Transportation Industry

For PHL, an educational move

Railway Age, Jan, 2004

Anacostia and Pacific subsidiary Pacific Harbor Lines was the last railroad link for four LNG-powered Thomas Built school buses shipped from High Point, N.C., to customer BusWest, Whittier, Calif. The buses were shipped on prototype Unilevel railcars designed and built by Trinity Railcar for TTX.

The move originated at Norfolk Southern's vehicle loading facility at Winston-Salem, N.C. Union Pacific hauled the cars from Kansas City to Los Angeles, where PHL picked them up. After Vanco Heavy Lift, Inc., unloaded the buses from the Unilevels, they were driven by BusWest drivers to customer First Student, Inc., Wilmington, Calif.

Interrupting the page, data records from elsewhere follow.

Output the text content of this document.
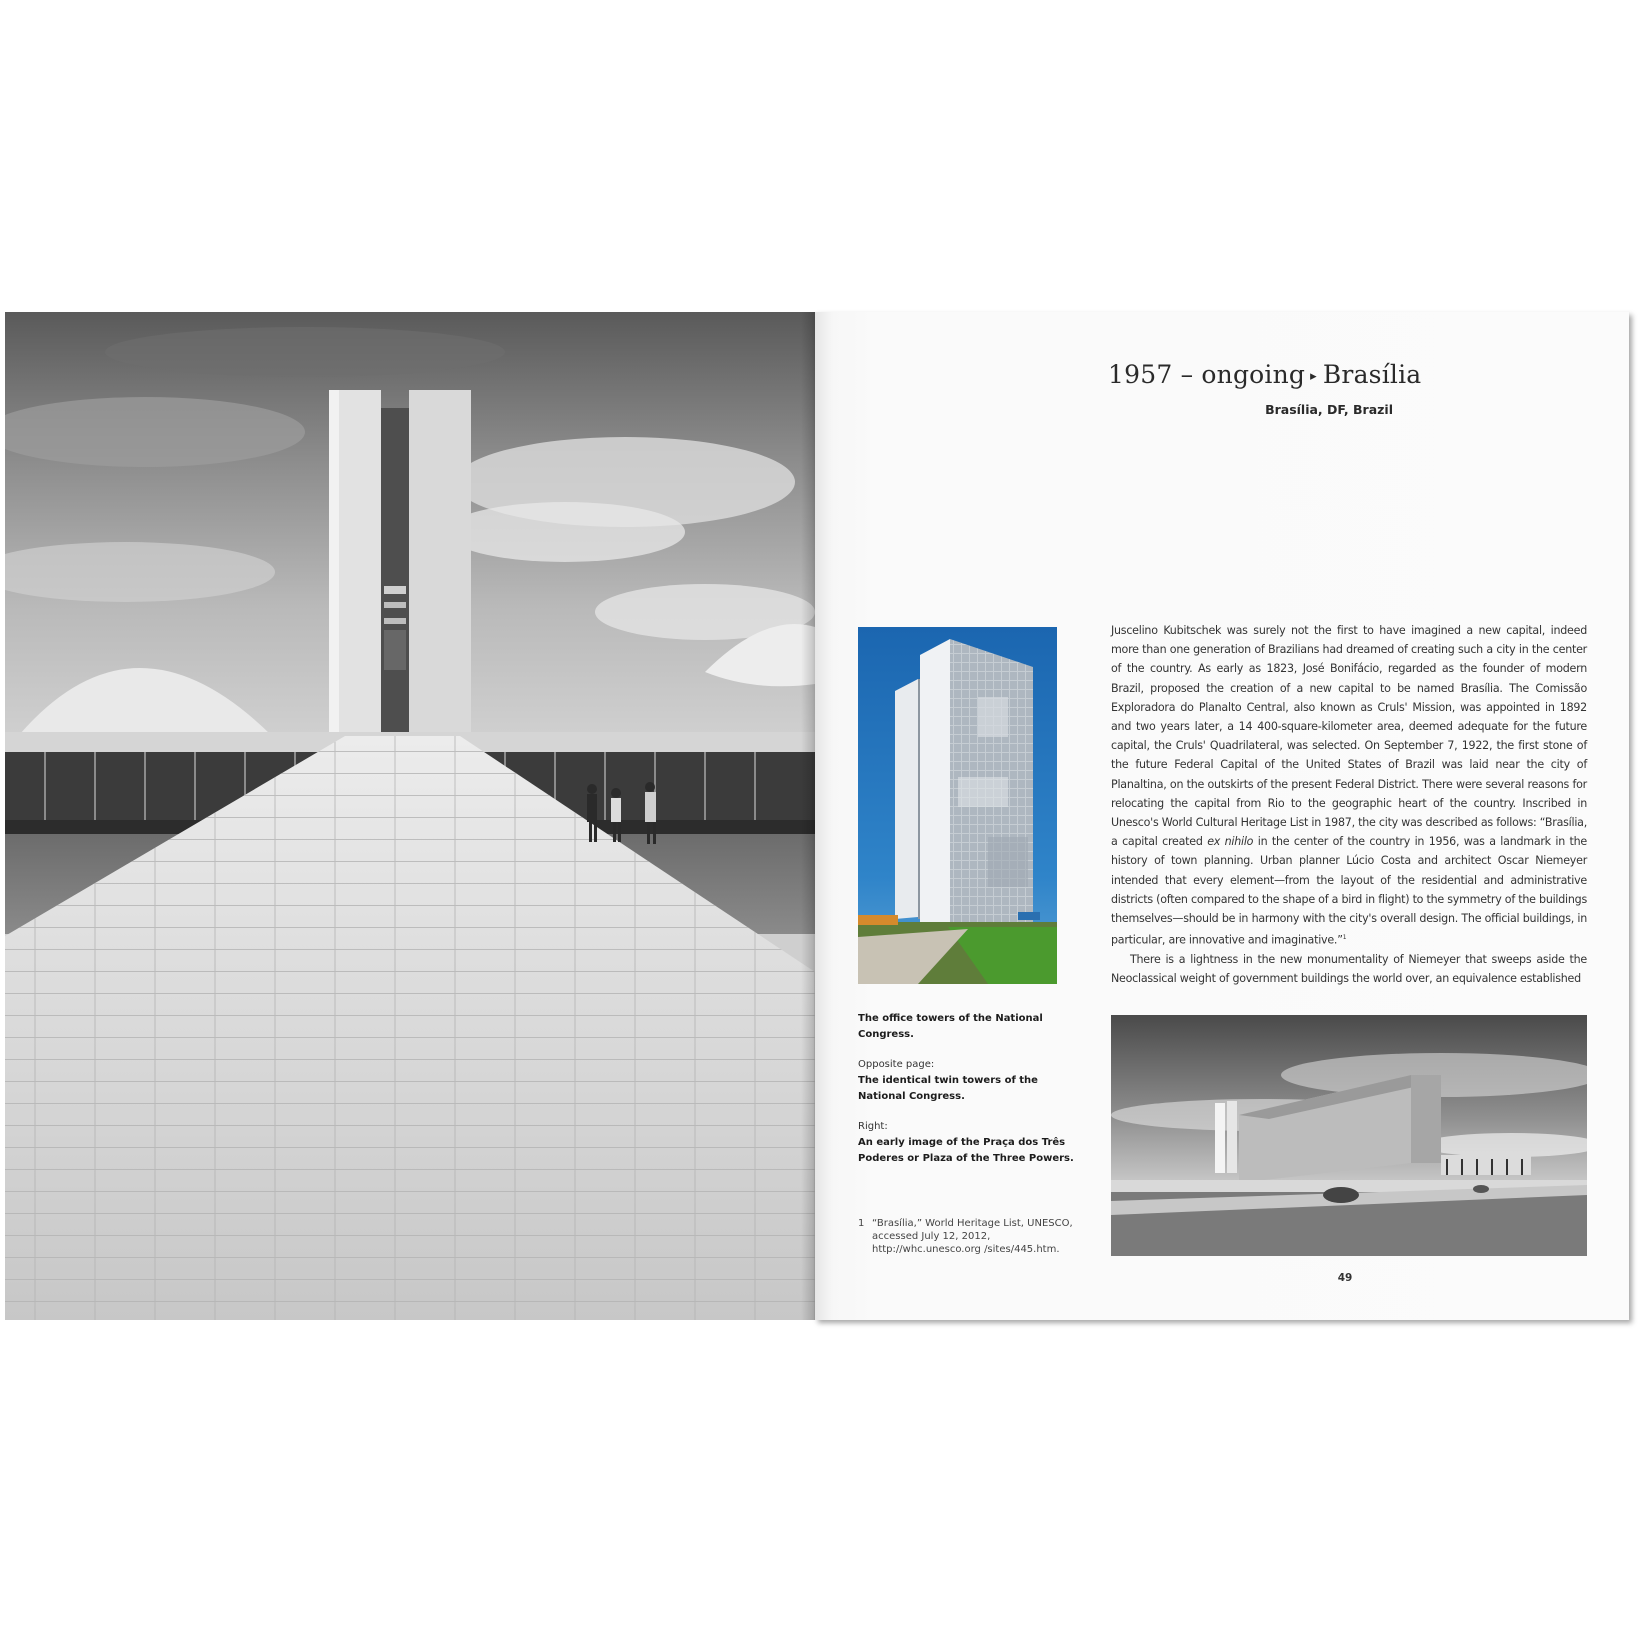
1957 – ongoing ▸ Brasília
Brasília, DF, Brazil

Juscelino Kubitschek was surely not the first to have imagined a new capital, indeed more than one generation of Brazilians had dreamed of creating such a city in the center of the country. As early as 1823, José Bonifácio, regarded as the founder of modern Brazil, proposed the creation of a new capital to be named Brasília. The Comissão Exploradora do Planalto Central, also known as Cruls' Mission, was appointed in 1892 and two years later, a 14 400-square-kilometer area, deemed adequate for the future capital, the Cruls' Quadrilateral, was selected. On September 7, 1922, the first stone of the future Federal Capital of the United States of Brazil was laid near the city of Planaltina, on the outskirts of the present Federal District. There were several reasons for relocating the capital from Rio to the geographic heart of the country. Inscribed in Unesco's World Cultural Heritage List in 1987, the city was described as follows: “Brasília, a capital created ex nihilo in the center of the country in 1956, was a landmark in the history of town planning. Urban planner Lúcio Costa and architect Oscar Niemeyer intended that every element—from the layout of the residential and administrative districts (often compared to the shape of a bird in flight) to the symmetry of the buildings themselves—should be in harmony with the city's overall design. The official buildings, in particular, are innovative and imaginative.”$^1$

There is a lightness in the new monumentality of Niemeyer that sweeps aside the Neoclassical weight of government buildings the world over, an equivalence established

The office towers of the National Congress.
Opposite page:
The identical twin towers of the National Congress.
Right:
An early image of the Praça dos Três Poderes or Plaza of the Three Powers.
1 “Brasília,” World Heritage List, UNESCO, accessed July 12, 2012, http://whc.unesco.org /sites/445.htm.
49
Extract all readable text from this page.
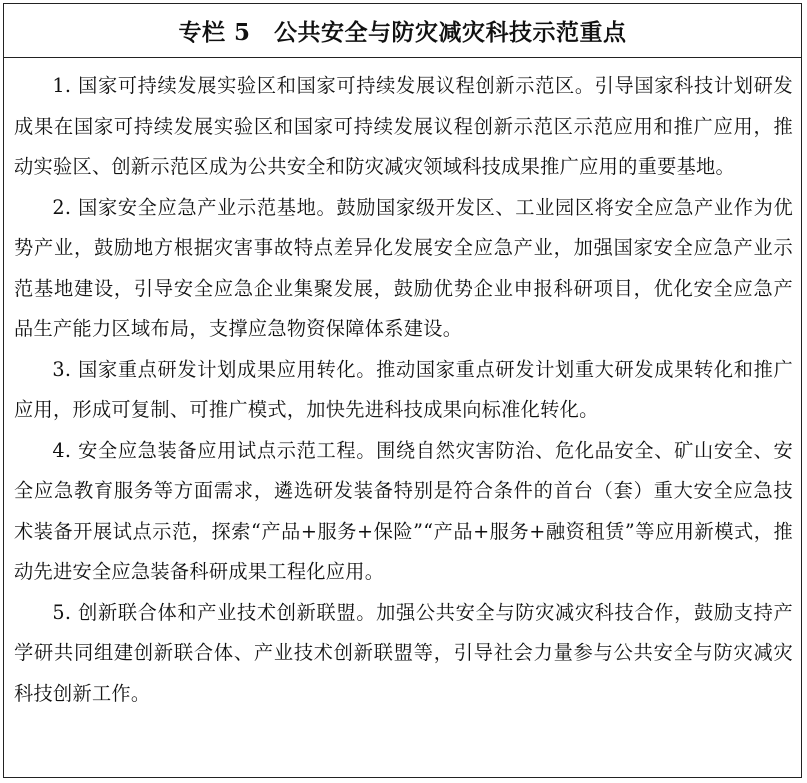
专栏 5　公共安全与防灾减灾科技示范重点

1. 国家可持续发展实验区和国家可持续发展议程创新示范区。引导国家科技计划研发成果在国家可持续发展实验区和国家可持续发展议程创新示范区示范应用和推广应用，推动实验区、创新示范区成为公共安全和防灾减灾领域科技成果推广应用的重要基地。

2. 国家安全应急产业示范基地。鼓励国家级开发区、工业园区将安全应急产业作为优势产业，鼓励地方根据灾害事故特点差异化发展安全应急产业，加强国家安全应急产业示范基地建设，引导安全应急企业集聚发展，鼓励优势企业申报科研项目，优化安全应急产品生产能力区域布局，支撑应急物资保障体系建设。

3. 国家重点研发计划成果应用转化。推动国家重点研发计划重大研发成果转化和推广应用，形成可复制、可推广模式，加快先进科技成果向标准化转化。

4. 安全应急装备应用试点示范工程。围绕自然灾害防治、危化品安全、矿山安全、安全应急教育服务等方面需求，遴选研发装备特别是符合条件的首台（套）重大安全应急技术装备开展试点示范，探索“产品+服务+保险”“产品+服务+融资租赁”等应用新模式，推动先进安全应急装备科研成果工程化应用。

5. 创新联合体和产业技术创新联盟。加强公共安全与防灾减灾科技合作，鼓励支持产学研共同组建创新联合体、产业技术创新联盟等，引导社会力量参与公共安全与防灾减灾科技创新工作。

Progressive Rail, Inc., subsidiary Rail Retrievers Logistics, Lakeville, Minn., coordinated the move dock-to-dock. The Unilevel is a specialty enclosed motor vehicle car designed to carry large commercial vehicles like trucks, cement mixers, and buses. The Thomas Built buses would have been difficult to move cross-country by truck because of their size. They could not have been driven due to limited availability of LNG fuel, and transporting them by rail on an open flatcar would have exposed them to damage enroute.